The tidal Ipswich River was a play place for my father Sumner and his two brothers, Frank and Roger. One game the brothers played, as the tide turned, was to run down to end of the pier, jump, and grab for a moored dory’s swinging stern.
Pump elbows, piston knees, swim if you miss.
Frank and Sumner have jumped and grabbed; they inch over to the gunwales to free up the stern for Roger.
He sinks, bobs up, sinks. They reach for him, but Roger’s arms and legs pinwheel as he dangles under a tree of hair.
Suddenly a grown-up is in the water, grabbing Roger’s arm. He heaves him onto the dock. Roger throws up water and starts to cry.
You a’right? the man drawls, squinting down at him. Roger nods and slicks back his hair. Frank and Sumner dog paddle to the dock and pull themselves up. The man walks away.
Red Hinckley! whispers Sumner.
The n’er-do-well? Roger hiccups.
Yeah! marvels Frank.
The brothers decide that since Roger hasn’t drowned they won’t tell their parents what happened.
Some years later, Louisa, their mother, looks up from the paper and says, Red Hinckley died. She tsk-tsks and peers over at Frank–the father, not the son.
He looks up from his reading and sighs.

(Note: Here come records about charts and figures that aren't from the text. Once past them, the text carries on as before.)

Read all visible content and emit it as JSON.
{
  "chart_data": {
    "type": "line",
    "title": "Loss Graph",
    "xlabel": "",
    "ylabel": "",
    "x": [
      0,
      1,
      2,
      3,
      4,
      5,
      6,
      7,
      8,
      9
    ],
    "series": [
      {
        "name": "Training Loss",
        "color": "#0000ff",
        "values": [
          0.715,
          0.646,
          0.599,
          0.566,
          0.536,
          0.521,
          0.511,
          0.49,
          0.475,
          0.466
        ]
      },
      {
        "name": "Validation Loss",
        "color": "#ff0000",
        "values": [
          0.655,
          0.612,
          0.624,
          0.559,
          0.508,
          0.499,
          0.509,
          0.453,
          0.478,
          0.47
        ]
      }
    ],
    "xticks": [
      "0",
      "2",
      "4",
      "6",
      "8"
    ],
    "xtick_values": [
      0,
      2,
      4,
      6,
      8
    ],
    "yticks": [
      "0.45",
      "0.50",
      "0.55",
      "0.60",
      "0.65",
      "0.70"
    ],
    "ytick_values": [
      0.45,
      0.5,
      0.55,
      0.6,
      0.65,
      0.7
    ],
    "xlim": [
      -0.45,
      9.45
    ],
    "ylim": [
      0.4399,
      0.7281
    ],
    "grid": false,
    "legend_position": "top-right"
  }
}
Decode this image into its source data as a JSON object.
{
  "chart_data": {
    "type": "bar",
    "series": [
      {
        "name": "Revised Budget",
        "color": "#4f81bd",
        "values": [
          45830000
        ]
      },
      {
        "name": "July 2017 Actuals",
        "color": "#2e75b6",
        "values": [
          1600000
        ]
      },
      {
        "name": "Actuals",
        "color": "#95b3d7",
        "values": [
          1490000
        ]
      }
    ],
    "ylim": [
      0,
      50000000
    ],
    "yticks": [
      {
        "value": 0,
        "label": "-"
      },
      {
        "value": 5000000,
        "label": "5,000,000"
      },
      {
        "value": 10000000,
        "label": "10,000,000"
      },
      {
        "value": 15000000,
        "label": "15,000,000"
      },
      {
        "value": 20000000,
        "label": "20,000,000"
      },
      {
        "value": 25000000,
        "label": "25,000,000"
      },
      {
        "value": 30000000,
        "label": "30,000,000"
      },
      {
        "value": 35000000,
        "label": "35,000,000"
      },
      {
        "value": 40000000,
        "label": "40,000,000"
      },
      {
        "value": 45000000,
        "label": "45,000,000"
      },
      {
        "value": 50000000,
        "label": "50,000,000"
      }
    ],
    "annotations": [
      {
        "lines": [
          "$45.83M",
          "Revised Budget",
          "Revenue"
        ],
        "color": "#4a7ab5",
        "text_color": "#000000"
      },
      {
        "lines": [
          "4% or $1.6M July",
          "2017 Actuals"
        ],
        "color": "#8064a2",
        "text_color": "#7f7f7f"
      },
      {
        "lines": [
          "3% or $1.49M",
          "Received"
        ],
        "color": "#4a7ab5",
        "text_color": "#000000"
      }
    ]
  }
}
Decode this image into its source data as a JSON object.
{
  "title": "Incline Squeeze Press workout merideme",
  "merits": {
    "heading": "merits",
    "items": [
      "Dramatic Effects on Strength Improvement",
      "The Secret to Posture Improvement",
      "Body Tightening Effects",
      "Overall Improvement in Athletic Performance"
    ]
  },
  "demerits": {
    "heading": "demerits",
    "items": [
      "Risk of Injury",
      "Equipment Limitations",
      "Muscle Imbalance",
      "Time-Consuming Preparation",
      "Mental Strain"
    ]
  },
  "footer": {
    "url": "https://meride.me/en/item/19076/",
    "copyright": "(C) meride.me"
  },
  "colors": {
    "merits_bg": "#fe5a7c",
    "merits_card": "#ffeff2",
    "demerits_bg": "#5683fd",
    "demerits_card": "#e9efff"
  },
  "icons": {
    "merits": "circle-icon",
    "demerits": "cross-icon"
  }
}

Too bad he never amounted to anything, always disappointed his poor mother. Just a N’er-do-well.
The brothers are at the kitchen table doing homework. They look at each other. Sumner clears his throat after getting a nod from Roger and Frank.
Well, Dad, not exactly he begins; and, as Louisa and Frank’s mouths fall open, he recounts Red’s act of valor.
The effect of the story on their parents stuns the boys.
And you NEVER told us?
Well, Roger was okay, and…
But you never TOLD?
Dad, it ended all right. Roger wasn’t even scared.
But what about Red Hinckley?
This question stops the boys’ protests mid-stride.
Er, what about Red?
Yes, you never thought about him, did you? His good deed might have been the stick that altered the course of his life’s river. But you hid it. Instead of being the town’s N’er-do-well he could have been its hero. We would have greeted him with handshakes every time we saw him. Instead? We and the rest of town crossed to the other side of the street to avoid him. Just think what he might have become, but didn’t. All because of you three and your sin of omission.
My father told that story dozens of times when he thought we were not telling him something he needed to know: When he wanted the whole story of a late night date. When a teacher called to complain. When the car came back with a dent. Or, he told it BEFORE the date, or school, or an outing that was to happen. As a warning. Beware the sin; and, then, beware the sin of omission.